Reeves also said that Labour would support the Tories in efforts to bar European Union citizens from claiming welfare benefits in the UK for two years (instead of the existing three months).
The political fiction—repeated by all the capitalist parties—is that austerity is necessary to restore “economic growth”. Figures released over the last few weeks—supposedly showing that the UK’s economy is growing at its fastest rate since 2007—have been used to demand even more savage inroads into workers’ living standards. The UK grew by 0.7 percent in the three months to December, following growth of 0.8 percent in the third quarter.
But such claims are purely for public consumption. Speaking at the Davos summit, Lord Turner, former head of the Financial Service Authority, compared the UK “recovery” with the “hair of the dog” treatment for a hangover. The figures were only possible because of low interest rates and substantial quantitative easing to the banks and super-rich—the same “model of growth” responsible for the financial crisis in 2008.
“If you chuck enough monetary stimulus at an economy something happens”. Turner said. “It is as if we have had a cracking great hangover, had a stiff drink and off we go again”.
Similarly, Mark Carney, Governor of the Bank of England, sought to play down the government’s trumpeting of “recovery”. In August, Carney said that the Bank of England would begin countenancing a rise in interest rates from their record low of 0.4 percent when unemployment fell below 7 percent.

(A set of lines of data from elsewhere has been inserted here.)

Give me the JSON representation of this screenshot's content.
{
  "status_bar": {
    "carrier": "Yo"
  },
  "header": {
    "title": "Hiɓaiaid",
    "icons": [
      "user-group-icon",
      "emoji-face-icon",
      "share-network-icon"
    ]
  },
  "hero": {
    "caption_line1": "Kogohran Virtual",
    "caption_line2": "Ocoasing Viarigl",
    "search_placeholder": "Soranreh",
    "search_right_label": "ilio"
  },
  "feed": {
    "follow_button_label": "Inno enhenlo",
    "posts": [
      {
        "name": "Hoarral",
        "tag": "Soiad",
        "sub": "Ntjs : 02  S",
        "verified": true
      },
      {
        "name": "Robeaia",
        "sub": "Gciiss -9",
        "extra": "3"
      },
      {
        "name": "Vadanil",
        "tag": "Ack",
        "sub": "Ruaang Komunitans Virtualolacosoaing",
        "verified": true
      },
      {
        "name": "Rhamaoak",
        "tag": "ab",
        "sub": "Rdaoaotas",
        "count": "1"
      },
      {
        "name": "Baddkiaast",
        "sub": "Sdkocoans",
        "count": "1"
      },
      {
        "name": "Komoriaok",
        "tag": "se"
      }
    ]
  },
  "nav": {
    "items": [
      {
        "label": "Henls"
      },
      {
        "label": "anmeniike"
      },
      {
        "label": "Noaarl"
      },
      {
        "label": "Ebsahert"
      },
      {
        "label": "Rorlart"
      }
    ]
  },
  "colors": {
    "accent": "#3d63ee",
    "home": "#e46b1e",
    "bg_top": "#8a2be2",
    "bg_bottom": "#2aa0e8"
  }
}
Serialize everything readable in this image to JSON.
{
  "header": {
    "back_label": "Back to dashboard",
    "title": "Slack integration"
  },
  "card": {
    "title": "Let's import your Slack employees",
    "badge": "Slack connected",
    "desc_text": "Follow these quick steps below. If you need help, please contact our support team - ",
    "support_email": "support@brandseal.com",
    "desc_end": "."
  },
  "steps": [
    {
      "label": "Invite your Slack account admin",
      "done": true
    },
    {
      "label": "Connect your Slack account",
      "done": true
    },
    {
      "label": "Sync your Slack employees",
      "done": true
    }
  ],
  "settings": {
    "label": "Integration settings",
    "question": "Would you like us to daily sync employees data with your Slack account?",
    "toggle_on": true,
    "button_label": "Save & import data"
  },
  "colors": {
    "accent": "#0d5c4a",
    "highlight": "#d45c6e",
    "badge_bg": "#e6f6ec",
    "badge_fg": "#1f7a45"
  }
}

Despite the latest job figures showing that this was nearly on target—at 7.1 percent—Carney told the Davos gathering that the UK economy was far too fragile to make any such move. “As good as the numbers have been in the last three quarters in the United Kingdom, we’re talking about three-quarters of household-led growth, an economy that’s running 20 percent below pre-crisis trends, that has substantial spare capacity, that has not yet rebalanced and that faces significant headwinds from its major trading partner from overall monetary conditions”, he said. “Exceptional stimulus remains very relevant to the environment”.
The figures on household-led growth are especially revealing. Britain’s total household debt is now a record £1.43 trillion. It has risen steadily since the crash and now stands higher than its previous high in September 2008. Of this, £1.27 trillion is owed in mortgages and £158 billion in consumer credit.
Mortgage debt has been fueled by the government’s Funding for Lending Scheme, which is essentially a subvention to the banks and construction companies. Mortgage approvals are now at their highest level in almost six years.
Further austerity is being prepared under conditions in which 13 million people officially live below the poverty line, and pay rises have fallen year on year. Statistics reveal that this has directly contributed to the growth in the numbers of employed—from 280,000 in the last quarter to 30.15 million—as more women join the workforce to try and raise family income, combined with a vast growth in the “involuntary” part-time, i.e., those unable to find full-time work.
The result is that more people are working longer hours but are earning less money and so are even more dependent on credit.
As Carney pointed out, “It is not just that nearly three-quarters of a million more people are out of work than before the crisis; another three-quarters of a million more people are involuntarily working part-time”.
His statement came after economists said that even a small hike in interest rates would lead to mass mortgage and credit defaults.
None of this is of any concern to the likes of Balls, Miliband, etc. Their sole economic concern is that working people are squeezed ever harder so as to finance the “exceptional stimulus” demanded by the super-rich.